If you want to claim a tax deduction for your super payment in this year’s tax return, it must be made by June 30th and you need to advise your super fund that you’ve made the payment by the time you lodge your tax return (H&R Block or your super fund can give you guidance on how to complete the form and there’s a standard form on the ATO website here: https://www.ato.gov.au/forms/notice-of-intent-to-claim-or-vary-a-deduction-for-personal-super-contributions/).
TIP: As well as making super contributions from your employment income, it is also possible to make super contributions from investment income (including dividends or rental income) and capital gains. And if you’re self-employed and have got out of the habit of paying into super, now is the time to start catching up!
Do your kids need to lodge a return?
If your children have taxable income, they may need to lodge a tax return.
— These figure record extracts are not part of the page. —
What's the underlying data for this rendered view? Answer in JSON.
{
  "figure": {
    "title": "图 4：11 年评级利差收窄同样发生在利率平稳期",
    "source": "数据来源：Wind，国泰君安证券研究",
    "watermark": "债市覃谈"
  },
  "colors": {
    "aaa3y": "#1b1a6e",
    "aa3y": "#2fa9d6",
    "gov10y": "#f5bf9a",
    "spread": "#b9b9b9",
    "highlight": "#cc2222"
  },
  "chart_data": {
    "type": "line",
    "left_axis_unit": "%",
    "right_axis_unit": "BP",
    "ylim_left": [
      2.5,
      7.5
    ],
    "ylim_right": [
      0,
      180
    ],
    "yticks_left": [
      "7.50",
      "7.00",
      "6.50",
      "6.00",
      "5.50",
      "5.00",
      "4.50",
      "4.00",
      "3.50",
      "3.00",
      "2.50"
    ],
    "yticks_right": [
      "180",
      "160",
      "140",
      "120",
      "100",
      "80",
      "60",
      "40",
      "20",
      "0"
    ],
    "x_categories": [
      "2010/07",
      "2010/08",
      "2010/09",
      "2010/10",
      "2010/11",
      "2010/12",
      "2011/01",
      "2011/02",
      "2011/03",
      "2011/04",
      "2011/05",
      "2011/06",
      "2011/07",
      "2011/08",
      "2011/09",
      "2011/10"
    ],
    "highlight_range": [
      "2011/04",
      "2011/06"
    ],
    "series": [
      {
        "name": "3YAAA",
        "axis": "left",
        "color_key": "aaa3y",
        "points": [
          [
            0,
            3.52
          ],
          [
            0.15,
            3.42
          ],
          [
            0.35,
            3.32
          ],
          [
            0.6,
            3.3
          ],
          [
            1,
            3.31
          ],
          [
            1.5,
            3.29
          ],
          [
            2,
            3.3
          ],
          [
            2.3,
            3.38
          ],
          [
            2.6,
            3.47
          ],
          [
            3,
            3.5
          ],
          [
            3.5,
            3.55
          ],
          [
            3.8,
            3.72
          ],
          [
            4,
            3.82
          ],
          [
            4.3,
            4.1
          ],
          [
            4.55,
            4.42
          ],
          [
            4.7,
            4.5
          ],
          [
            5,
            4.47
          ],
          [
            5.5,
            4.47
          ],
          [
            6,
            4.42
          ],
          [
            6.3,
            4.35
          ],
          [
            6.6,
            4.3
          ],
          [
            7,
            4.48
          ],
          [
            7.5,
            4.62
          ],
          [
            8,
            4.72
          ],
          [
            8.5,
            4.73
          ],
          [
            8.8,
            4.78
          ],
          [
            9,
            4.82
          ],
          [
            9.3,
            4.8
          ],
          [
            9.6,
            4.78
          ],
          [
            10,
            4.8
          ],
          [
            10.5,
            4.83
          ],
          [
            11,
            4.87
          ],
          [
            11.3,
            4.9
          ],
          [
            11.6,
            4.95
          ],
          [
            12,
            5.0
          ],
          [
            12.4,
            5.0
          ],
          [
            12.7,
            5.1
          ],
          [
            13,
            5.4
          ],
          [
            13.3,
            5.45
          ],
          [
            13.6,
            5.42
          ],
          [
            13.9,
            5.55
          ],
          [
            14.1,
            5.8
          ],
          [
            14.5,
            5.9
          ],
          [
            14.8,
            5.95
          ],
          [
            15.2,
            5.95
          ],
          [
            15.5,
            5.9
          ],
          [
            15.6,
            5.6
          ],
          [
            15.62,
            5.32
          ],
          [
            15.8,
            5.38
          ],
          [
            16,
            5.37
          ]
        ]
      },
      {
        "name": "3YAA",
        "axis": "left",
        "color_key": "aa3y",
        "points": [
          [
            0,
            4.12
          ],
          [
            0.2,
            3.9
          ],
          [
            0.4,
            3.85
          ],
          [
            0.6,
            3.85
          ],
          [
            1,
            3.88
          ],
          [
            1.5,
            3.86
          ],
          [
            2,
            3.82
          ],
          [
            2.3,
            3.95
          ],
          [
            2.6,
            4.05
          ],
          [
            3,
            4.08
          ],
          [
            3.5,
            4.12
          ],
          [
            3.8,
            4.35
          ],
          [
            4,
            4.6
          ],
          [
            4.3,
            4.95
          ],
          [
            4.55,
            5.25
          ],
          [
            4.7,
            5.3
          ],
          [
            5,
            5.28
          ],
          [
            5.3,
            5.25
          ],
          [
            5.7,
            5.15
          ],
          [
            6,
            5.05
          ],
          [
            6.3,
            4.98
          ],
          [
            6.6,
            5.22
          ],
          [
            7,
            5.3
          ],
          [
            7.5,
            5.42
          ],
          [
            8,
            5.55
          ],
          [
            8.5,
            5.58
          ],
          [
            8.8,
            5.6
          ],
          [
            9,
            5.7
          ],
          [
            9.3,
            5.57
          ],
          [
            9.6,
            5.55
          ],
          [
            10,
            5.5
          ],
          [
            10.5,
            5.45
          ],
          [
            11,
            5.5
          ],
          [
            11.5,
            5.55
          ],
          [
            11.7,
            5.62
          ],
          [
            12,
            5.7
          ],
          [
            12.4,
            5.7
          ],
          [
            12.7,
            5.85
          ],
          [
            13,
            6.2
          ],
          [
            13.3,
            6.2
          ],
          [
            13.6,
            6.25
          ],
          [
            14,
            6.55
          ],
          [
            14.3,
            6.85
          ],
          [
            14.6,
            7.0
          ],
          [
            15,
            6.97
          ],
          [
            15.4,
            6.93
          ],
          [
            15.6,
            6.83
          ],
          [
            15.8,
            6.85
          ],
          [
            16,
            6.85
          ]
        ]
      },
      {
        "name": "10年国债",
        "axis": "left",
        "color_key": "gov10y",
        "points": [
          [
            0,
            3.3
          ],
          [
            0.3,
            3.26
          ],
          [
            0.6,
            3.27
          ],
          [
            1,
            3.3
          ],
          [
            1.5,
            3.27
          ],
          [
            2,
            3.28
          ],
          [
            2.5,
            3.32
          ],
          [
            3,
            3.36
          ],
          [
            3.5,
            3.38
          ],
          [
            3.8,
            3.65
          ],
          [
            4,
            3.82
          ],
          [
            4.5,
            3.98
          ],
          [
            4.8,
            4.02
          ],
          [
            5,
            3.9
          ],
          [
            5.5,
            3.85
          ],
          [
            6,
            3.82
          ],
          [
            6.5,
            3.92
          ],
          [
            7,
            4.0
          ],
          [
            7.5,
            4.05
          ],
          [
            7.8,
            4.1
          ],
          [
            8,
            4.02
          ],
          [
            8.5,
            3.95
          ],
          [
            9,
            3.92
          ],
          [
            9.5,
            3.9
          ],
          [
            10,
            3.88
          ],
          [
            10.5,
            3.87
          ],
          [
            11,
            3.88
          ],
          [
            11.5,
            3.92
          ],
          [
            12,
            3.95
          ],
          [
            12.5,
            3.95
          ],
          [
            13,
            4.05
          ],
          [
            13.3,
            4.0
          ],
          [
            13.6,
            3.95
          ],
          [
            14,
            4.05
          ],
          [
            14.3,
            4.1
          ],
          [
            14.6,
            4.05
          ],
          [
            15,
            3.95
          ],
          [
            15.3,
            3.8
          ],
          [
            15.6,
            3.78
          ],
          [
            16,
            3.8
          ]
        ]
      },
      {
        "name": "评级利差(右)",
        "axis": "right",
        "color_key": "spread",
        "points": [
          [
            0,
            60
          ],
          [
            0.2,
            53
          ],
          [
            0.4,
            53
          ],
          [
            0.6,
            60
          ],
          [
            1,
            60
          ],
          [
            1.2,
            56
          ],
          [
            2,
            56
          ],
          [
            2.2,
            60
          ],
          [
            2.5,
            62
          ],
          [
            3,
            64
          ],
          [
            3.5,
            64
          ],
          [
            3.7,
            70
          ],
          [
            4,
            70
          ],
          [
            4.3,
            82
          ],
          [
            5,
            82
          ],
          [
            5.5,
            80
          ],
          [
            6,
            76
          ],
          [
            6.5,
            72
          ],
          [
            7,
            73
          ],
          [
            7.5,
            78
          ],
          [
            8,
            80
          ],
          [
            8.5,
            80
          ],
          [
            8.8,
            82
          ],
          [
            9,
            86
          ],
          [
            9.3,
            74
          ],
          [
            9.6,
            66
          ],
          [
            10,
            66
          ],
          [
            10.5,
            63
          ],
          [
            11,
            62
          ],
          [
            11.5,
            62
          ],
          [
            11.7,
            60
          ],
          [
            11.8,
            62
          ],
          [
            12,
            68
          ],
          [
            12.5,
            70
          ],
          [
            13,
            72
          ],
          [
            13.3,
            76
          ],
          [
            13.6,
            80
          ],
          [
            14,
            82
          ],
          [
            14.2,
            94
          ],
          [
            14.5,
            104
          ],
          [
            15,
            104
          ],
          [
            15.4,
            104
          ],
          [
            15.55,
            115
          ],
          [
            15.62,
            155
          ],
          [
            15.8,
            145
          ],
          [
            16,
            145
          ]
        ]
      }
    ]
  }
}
As children get older, many teenagers will get a part-time evening or weekend job. Whilst it’s unlikely that they will earn more than the tax-free amount of $18,200, if their employer deducts even $1 in tax from their pay, they will need to lodge a return in order to get a refund.
If your children receive income in the form of interest on a savings account or dividends on shares, they may also need to lodge a tax return to disclose that income but only if the income really does belong to the child.
If you or another adult (such as a grandparent) provides the original funds which are used to make the investment and then receives the investment income to use as you wish (even if you decide to use it for the benefit of your child), the income is treated as belonging to you or the other adult and must be disclosed on your tax return. Similarly, any capital gains or losses (on share disposals for instance) must be reported by you.
Any other tax benefits to being a parent?
Sadly not. These days, there are no tax breaks directly linked to being either a parent or part of a couple.
Get help!
There’s a reason 74% of Australians use a tax agent to prepare their tax return; tax is complicated! Get your tax return wrong and the comeback is on you, either with a lower refund or ATO penalties.
Most people find it far less stressful to simply pass on all their information to a tax agent and leave it to the agent to complete their return, safe in the knowledge that the return will be accurate and complete. An experienced agent will usually be good at sniffing out those obscure tax deductions you didn’t know you could claim so they can often pay for themselves several times over. Best of all, the tax agent’s fee is also tax deductible!
Don’t miss the deadline!
If you’re a self-lodger, you must lodge your return by 31 October 2019.
If you use a tax agent, you can lodge later, possibly as late as 15 May 2020. To take advantage of those extended deadlines, you need to be registered as a client of the agent by 31 October 2019.
Once you’ve lodged your return, typically allow up to 2 weeks for the ATO to process and pay your refund.